Sander H W, Saadeh P B, Chandswang N, Greenbaum D, Chokroverty S
Department of Neurology, Saint Vincents Hospital and Medical Center of New York, NY, USA.
Electromyogr Clin Neurophysiol. 1999 Jan-Feb;39(1):3-5.
The causes of prolonged requirement for mechanical ventilation in the intensive care unit (ICU) are currently a subject of investigation. Critical illness polyneuropathy (CIP), an axonal polyneuropathy that frequently occurs with prolonged sepsis and multi-organ failure, has been cited as a frequent cause of difficulty with weaning from a ventilator. The relative contribution of diaphragmatic denervation in ICU patients with and without CIP has not been definitively determined. We reviewed 102 ventilator dependent intensive care unit (ICU) patients. Critical illness polyneuropathy (CIP) was diagnosed based upon electrodiagnostic criteria. Electrodiagnostic studies included diaphragmatic needle electromyography (EMG) to evaluate for diaphragmatic denervation. The medical charts of the patients with diaphragmatic denervation were reviewed for etiologies other than CIP for the diaphragmatic denervation. Our results suggest: 1) Respiratory impairment in ICU patients may often be unrelated to either CIP or diaphragmatic denervation; 2) Only about half of ventilator dependent CIP patients have diaphragmatic denervation; 3) Diaphragmatic denervation in ICU patients frequently may be attributable to causes other than CIP.
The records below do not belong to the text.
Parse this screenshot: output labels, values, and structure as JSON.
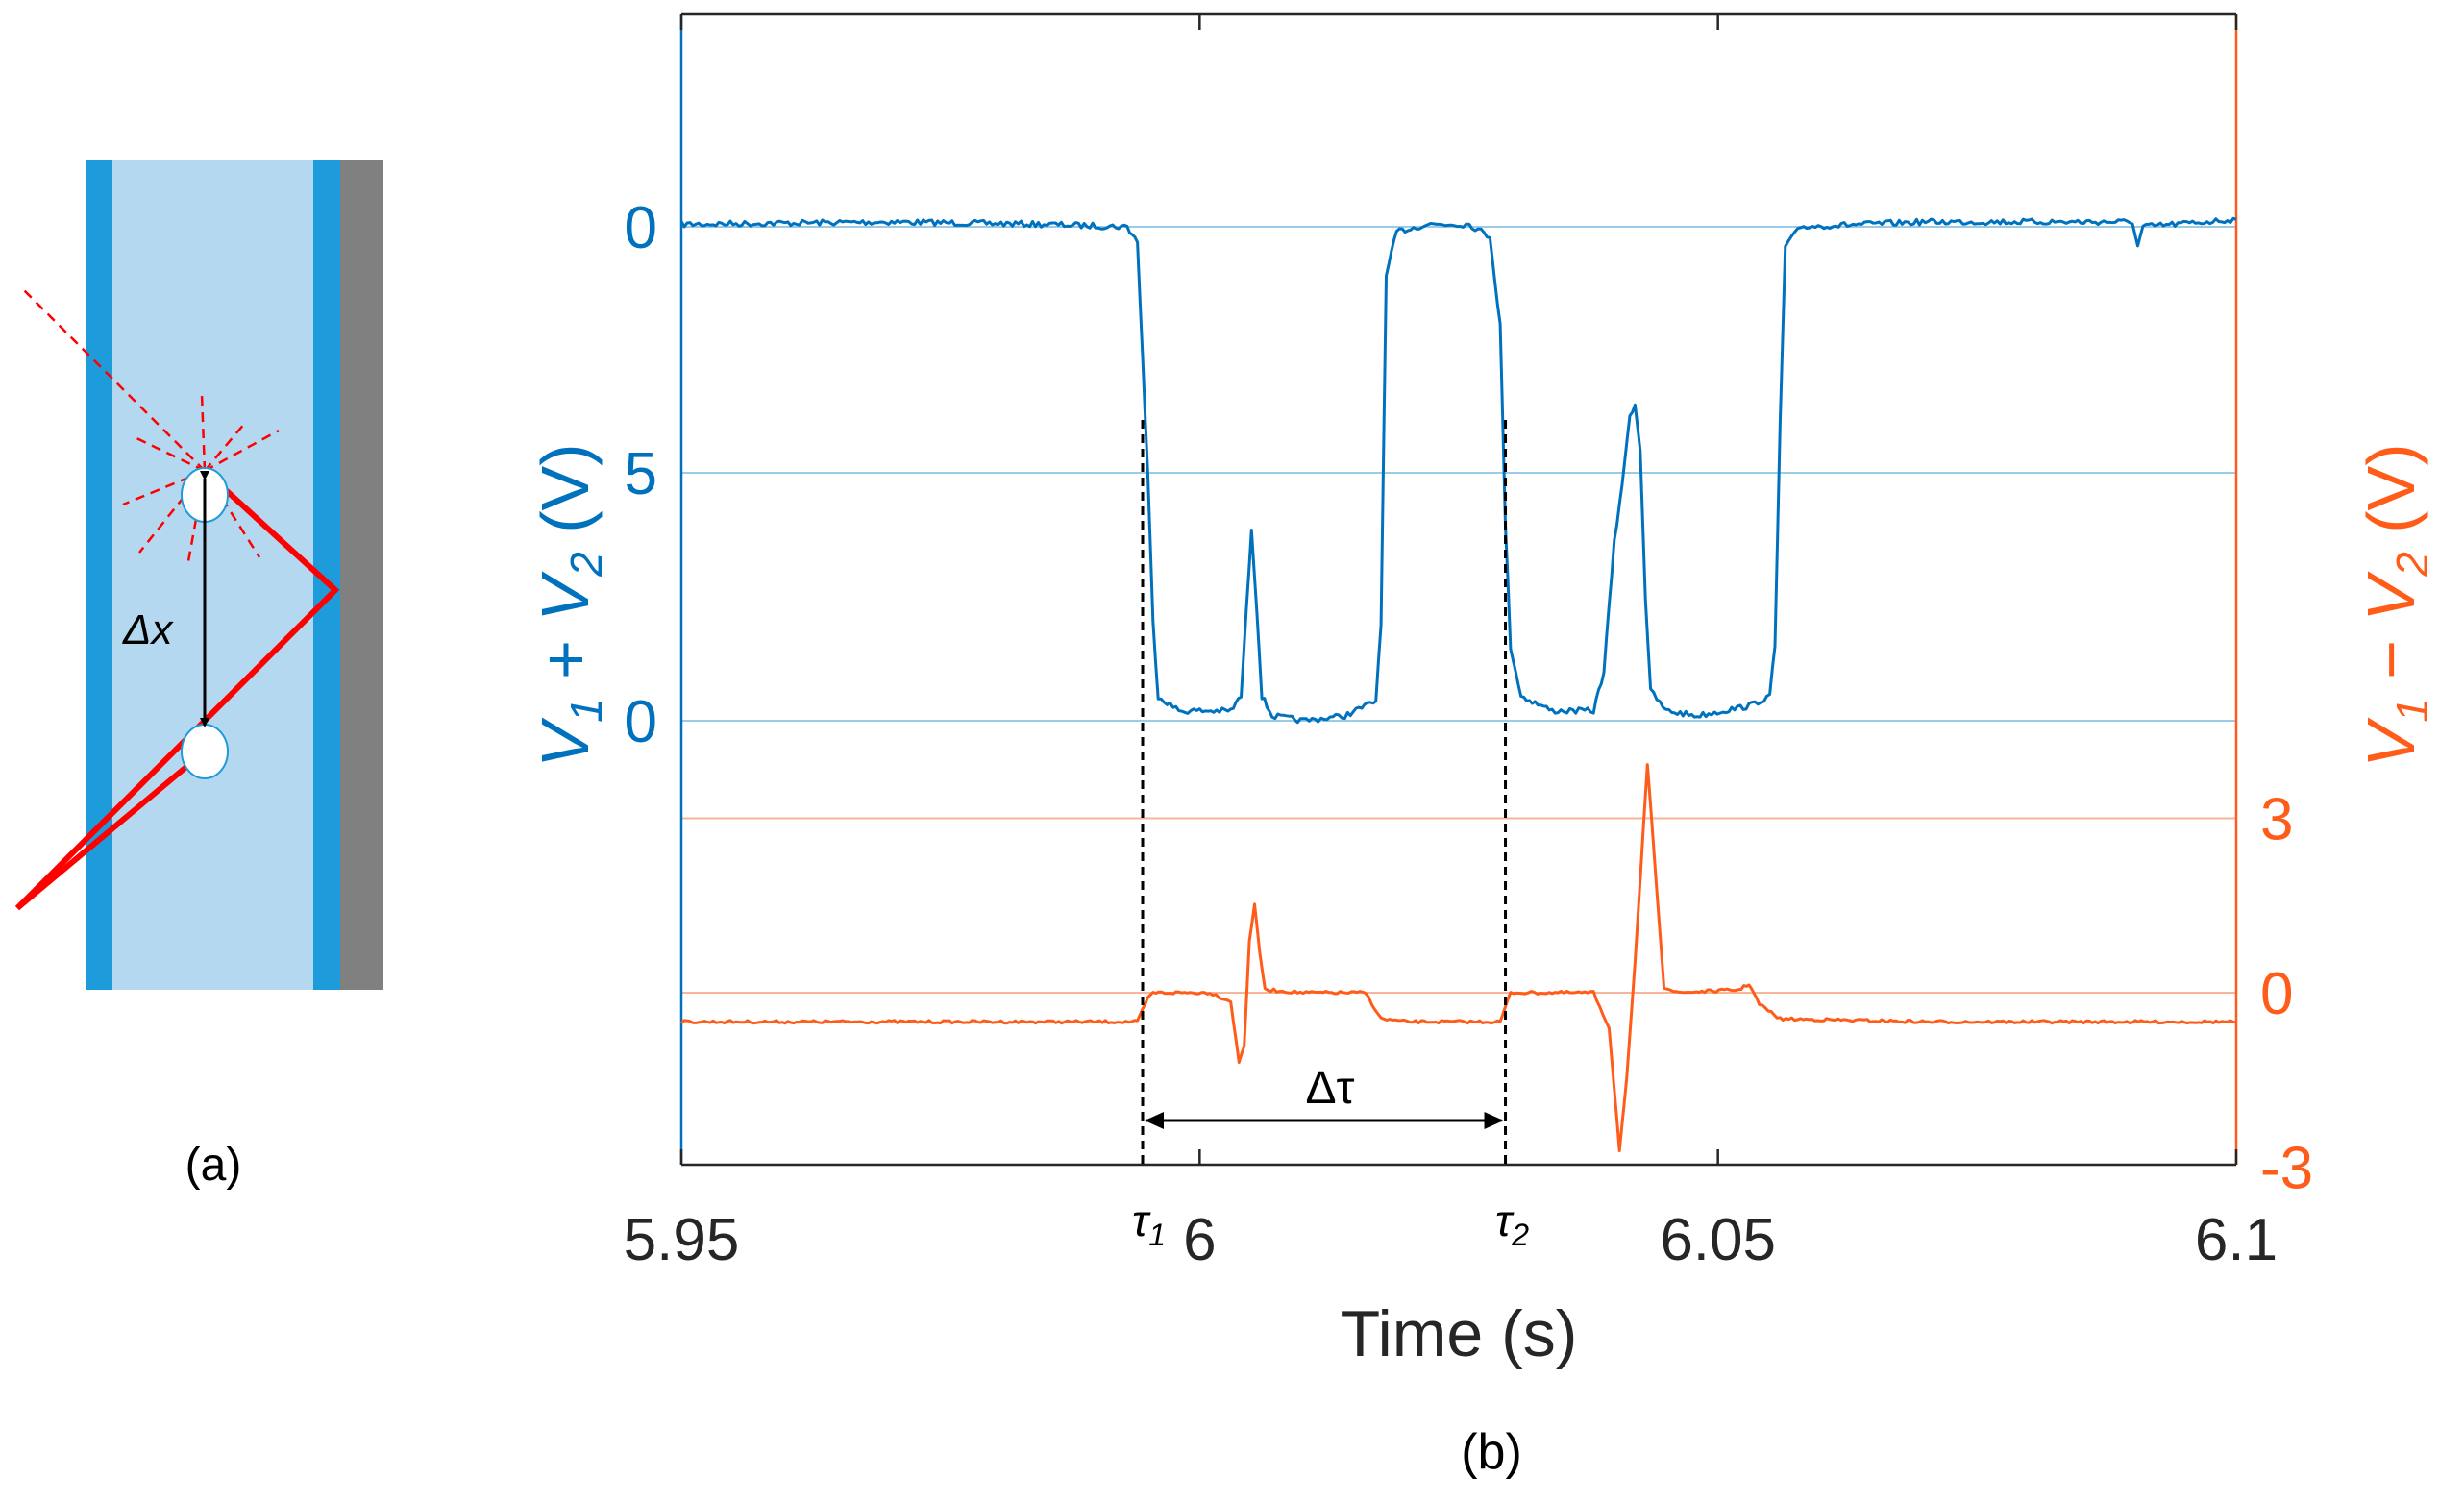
{
  "colors": {
    "left_axis": "#0072BD",
    "right_axis": "#FF5C1A",
    "grid_left": "#9CCBEA",
    "grid_right": "#F7B59A",
    "pipe_fill": "#B4D8EF",
    "pipe_wall": "#1E9BDB",
    "outer_wall": "#808080",
    "beam": "#FF0000",
    "annotation": "#000000"
  },
  "panel_a": {
    "label": "(a)",
    "delta_x_label": "Δx",
    "icons": [
      "bubble-icon",
      "bubble-icon"
    ]
  },
  "panel_b": {
    "label": "(b)",
    "tau1_label": "τ1",
    "tau2_label": "τ2",
    "delta_tau_label": "Δτ"
  },
  "chart_data": {
    "type": "line",
    "title": "",
    "xlabel": "Time (s)",
    "xlim": [
      5.95,
      6.1
    ],
    "x_ticks": [
      5.95,
      6,
      6.05,
      6.1
    ],
    "x_tick_labels": [
      "5.95",
      "6",
      "6.05",
      "6.1"
    ],
    "grid": "horizontal",
    "left_axis": {
      "ylabel": "V1 + V2 (V)",
      "tick_labels": [
        "0",
        "5",
        "0"
      ],
      "grid_lines": 4
    },
    "right_axis": {
      "ylabel": "V1 − V2 (V)",
      "ylim": [
        -3,
        4.9
      ],
      "ticks": [
        -3,
        0,
        3
      ],
      "tick_labels": [
        "-3",
        "0",
        "3"
      ]
    },
    "markers": {
      "tau1": 5.9945,
      "tau2": 6.0295
    },
    "series": [
      {
        "axis": "left",
        "points": [
          [
            5.95,
            10.05
          ],
          [
            5.97,
            10.1
          ],
          [
            5.985,
            10.05
          ],
          [
            5.993,
            10.0
          ],
          [
            5.994,
            9.7
          ],
          [
            5.995,
            5.0
          ],
          [
            5.9955,
            2.0
          ],
          [
            5.996,
            0.5
          ],
          [
            5.998,
            0.2
          ],
          [
            6.0,
            0.2
          ],
          [
            6.003,
            0.2
          ],
          [
            6.004,
            0.5
          ],
          [
            6.0045,
            2.2
          ],
          [
            6.005,
            3.9
          ],
          [
            6.0055,
            2.3
          ],
          [
            6.006,
            0.5
          ],
          [
            6.007,
            0.1
          ],
          [
            6.01,
            0.0
          ],
          [
            6.014,
            0.1
          ],
          [
            6.017,
            0.4
          ],
          [
            6.0175,
            2.0
          ],
          [
            6.018,
            9.0
          ],
          [
            6.019,
            9.9
          ],
          [
            6.022,
            10.05
          ],
          [
            6.026,
            10.05
          ],
          [
            6.028,
            9.8
          ],
          [
            6.029,
            8.0
          ],
          [
            6.0295,
            4.0
          ],
          [
            6.03,
            1.5
          ],
          [
            6.031,
            0.5
          ],
          [
            6.034,
            0.2
          ],
          [
            6.038,
            0.2
          ],
          [
            6.039,
            1.0
          ],
          [
            6.04,
            3.6
          ],
          [
            6.041,
            5.2
          ],
          [
            6.0415,
            6.2
          ],
          [
            6.042,
            6.4
          ],
          [
            6.0425,
            5.5
          ],
          [
            6.043,
            2.5
          ],
          [
            6.0435,
            0.6
          ],
          [
            6.045,
            0.2
          ],
          [
            6.048,
            0.1
          ],
          [
            6.053,
            0.3
          ],
          [
            6.055,
            0.5
          ],
          [
            6.0555,
            1.5
          ],
          [
            6.056,
            6.0
          ],
          [
            6.0565,
            9.6
          ],
          [
            6.058,
            10.0
          ],
          [
            6.07,
            10.1
          ],
          [
            6.09,
            10.1
          ],
          [
            6.0905,
            9.6
          ],
          [
            6.091,
            10.0
          ],
          [
            6.1,
            10.15
          ]
        ]
      },
      {
        "axis": "right",
        "name": "",
        "points": [
          [
            5.95,
            -0.5
          ],
          [
            5.97,
            -0.5
          ],
          [
            5.985,
            -0.5
          ],
          [
            5.994,
            -0.5
          ],
          [
            5.995,
            -0.1
          ],
          [
            5.9955,
            0.0
          ],
          [
            5.998,
            0.0
          ],
          [
            6.001,
            0.0
          ],
          [
            6.003,
            -0.15
          ],
          [
            6.0038,
            -1.2
          ],
          [
            6.0043,
            -0.9
          ],
          [
            6.0048,
            0.9
          ],
          [
            6.0053,
            1.5
          ],
          [
            6.0058,
            0.7
          ],
          [
            6.0063,
            0.05
          ],
          [
            6.01,
            0.0
          ],
          [
            6.016,
            0.0
          ],
          [
            6.0175,
            -0.45
          ],
          [
            6.02,
            -0.5
          ],
          [
            6.025,
            -0.5
          ],
          [
            6.029,
            -0.5
          ],
          [
            6.0297,
            -0.15
          ],
          [
            6.03,
            0.0
          ],
          [
            6.034,
            0.0
          ],
          [
            6.038,
            0.0
          ],
          [
            6.0395,
            -0.6
          ],
          [
            6.0405,
            -2.7
          ],
          [
            6.0412,
            -1.5
          ],
          [
            6.042,
            0.5
          ],
          [
            6.0428,
            2.8
          ],
          [
            6.0432,
            3.9
          ],
          [
            6.0438,
            2.5
          ],
          [
            6.0448,
            0.1
          ],
          [
            6.046,
            0.0
          ],
          [
            6.052,
            0.05
          ],
          [
            6.053,
            0.15
          ],
          [
            6.054,
            -0.2
          ],
          [
            6.056,
            -0.45
          ],
          [
            6.07,
            -0.5
          ],
          [
            6.1,
            -0.5
          ]
        ]
      }
    ]
  }
}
重症监护病房(ICU)中机械通气需求延长的原因目前是一个研究课题。危重病性多发性神经病(CIP)是一种轴索性多发性神经病,常发生于脓毒症持续时间较长和多器官功能衰竭的患者,被认为是脱机困难的常见原因。在患有和未患有CIP的ICU患者中,膈神经失用的相对作用尚未明确确定。我们回顾了102例依赖呼吸机的重症监护病房(ICU)患者。根据电诊断标准诊断危重病性多发性神经病(CIP)。电诊断研究包括膈针极肌电图(EMG),以评估膈神经失用情况。对膈神经失用患者的病历进行回顾,以寻找除CIP以外导致膈神经失用的病因。我们的结果表明:1)ICU患者的呼吸功能损害可能常常与CIP或膈神经失用无关;2)仅约一半依赖呼吸机的CIP患者存在膈神经失用;3)ICU患者的膈神经失用常常可能归因于CIP以外的原因。